L&D plays a critical role in developing a culture of communication and collaboration and must be there to lead the way, showing how to effectively use the collaborative tools at their disposal. This will enable employees to connect and share information in a more organized and impactful way.
The qualities of a healthy social learning culture
Learning doesn’t occur in a vacuum, so it shouldn’t be treated in that way. When looked at from the perspective of organizational capability, a healthy social learning environment exists when learners are empowered to take charge of their own learning experience, as well as to see the effects that their learning has on the overall health of the organization. Employees will be more likely to seek out learning opportunities when they understand the interconnected nature of their knowledge and skill growth and the health of the organization.
Creative and innovative solutions are an outcome of a successful learning culture. At both the individual and collective level, upper management and L&D need to work together to foster an environment where learner contributions are valued and recognized. Additionally, it’s essential to recognize the abilities that specific teams and individuals bring to the table.
Managers play a critical role in cultivating a social learning environment. By participating alongside other learners, they can be part of the learning process and share how learning applies to their job and development. Managers can also provide developmental opportunities that enable learners to self-manage and direct their own learning journey.
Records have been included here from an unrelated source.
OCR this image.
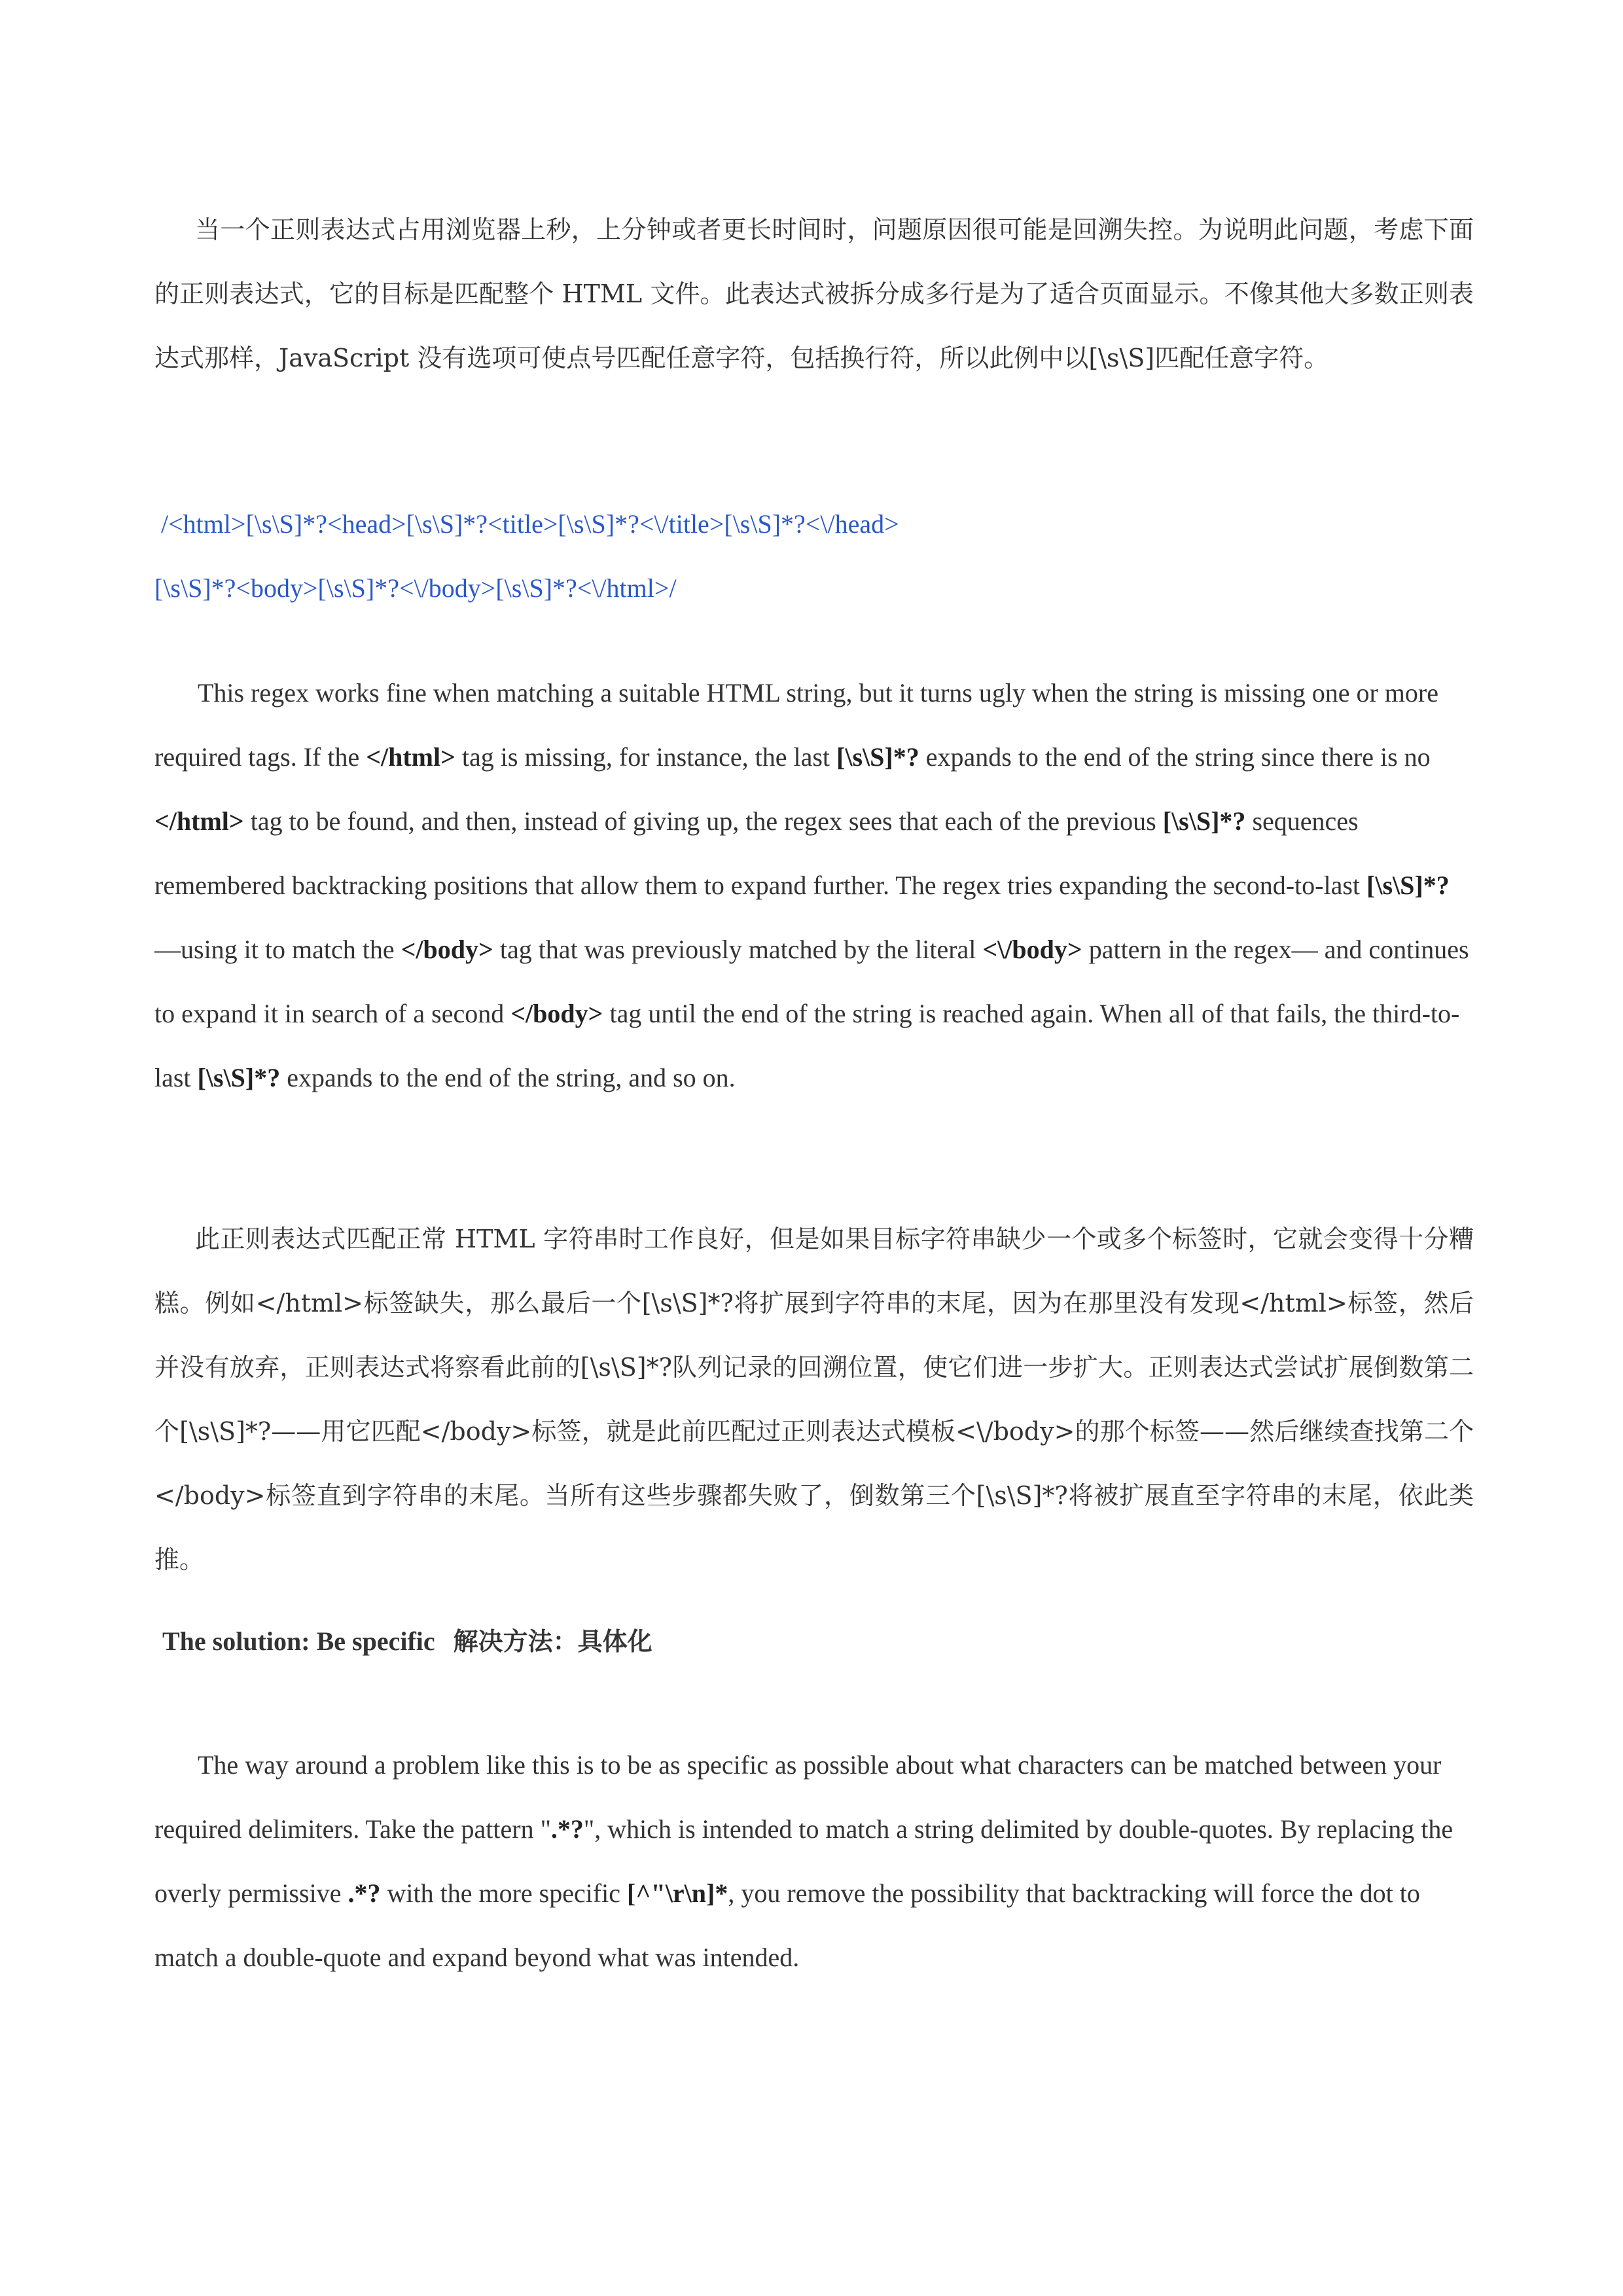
当一个正则表达式占用浏览器上秒，上分钟或者更长时间时，问题原因很可能是回溯失控。为说明此问题，考虑下面的正则表达式，它的目标是匹配整个 HTML 文件。此表达式被拆分成多行是为了适合页面显示。不像其他大多数正则表达式那样，JavaScript 没有选项可使点号匹配任意字符，包括换行符，所以此例中以[\s\S]匹配任意字符。

/<html>[\s\S]*?<head>[\s\S]*?<title>[\s\S]*?<\/title>[\s\S]*?<\/head>

[\s\S]*?<body>[\s\S]*?<\/body>[\s\S]*?<\/html>/

This regex works fine when matching a suitable HTML string, but it turns ugly when the string is missing one or more required tags. If the </html> tag is missing, for instance, the last [\s\S]*? expands to the end of the string since there is no </html> tag to be found, and then, instead of giving up, the regex sees that each of the previous [\s\S]*? sequences remembered backtracking positions that allow them to expand further. The regex tries expanding the second-to-last [\s\S]*?—using it to match the </body> tag that was previously matched by the literal <\/body> pattern in the regex— and continues to expand it in search of a second </body> tag until the end of the string is reached again. When all of that fails, the third-to-last [\s\S]*? expands to the end of the string, and so on.

此正则表达式匹配正常 HTML 字符串时工作良好，但是如果目标字符串缺少一个或多个标签时，它就会变得十分糟糕。例如</html>标签缺失，那么最后一个[\s\S]*?将扩展到字符串的末尾，因为在那里没有发现</html>标签，然后并没有放弃，正则表达式将察看此前的[\s\S]*?队列记录的回溯位置，使它们进一步扩大。正则表达式尝试扩展倒数第二个[\s\S]*?——用它匹配</body>标签，就是此前匹配过正则表达式模板<\/body>的那个标签——然后继续查找第二个</body>标签直到字符串的末尾。当所有这些步骤都失败了，倒数第三个[\s\S]*?将被扩展直至字符串的末尾，依此类推。

The solution: Be specific 解决方法：具体化

The way around a problem like this is to be as specific as possible about what characters can be matched between your required delimiters. Take the pattern ".*?", which is intended to match a string delimited by double-quotes. By replacing the overly permissive .*? with the more specific [^"\r\n]*, you remove the possibility that backtracking will force the dot to match a double-quote and expand beyond what was intended.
The future of social, collaborative learning
With obvious impacts on employee performance, social learning must continue to rank high on every organization’s list of priorities. By taking a holistic look at learner needs, while utilizing the latest technology, L&D will be able to provide employees with the resources they need to be successful in their roles. As technology and the modern workplace continue to evolve, L&D will play an essential role in preparing learners to effectively work together and build a culture of learning, regardless of where employees are located.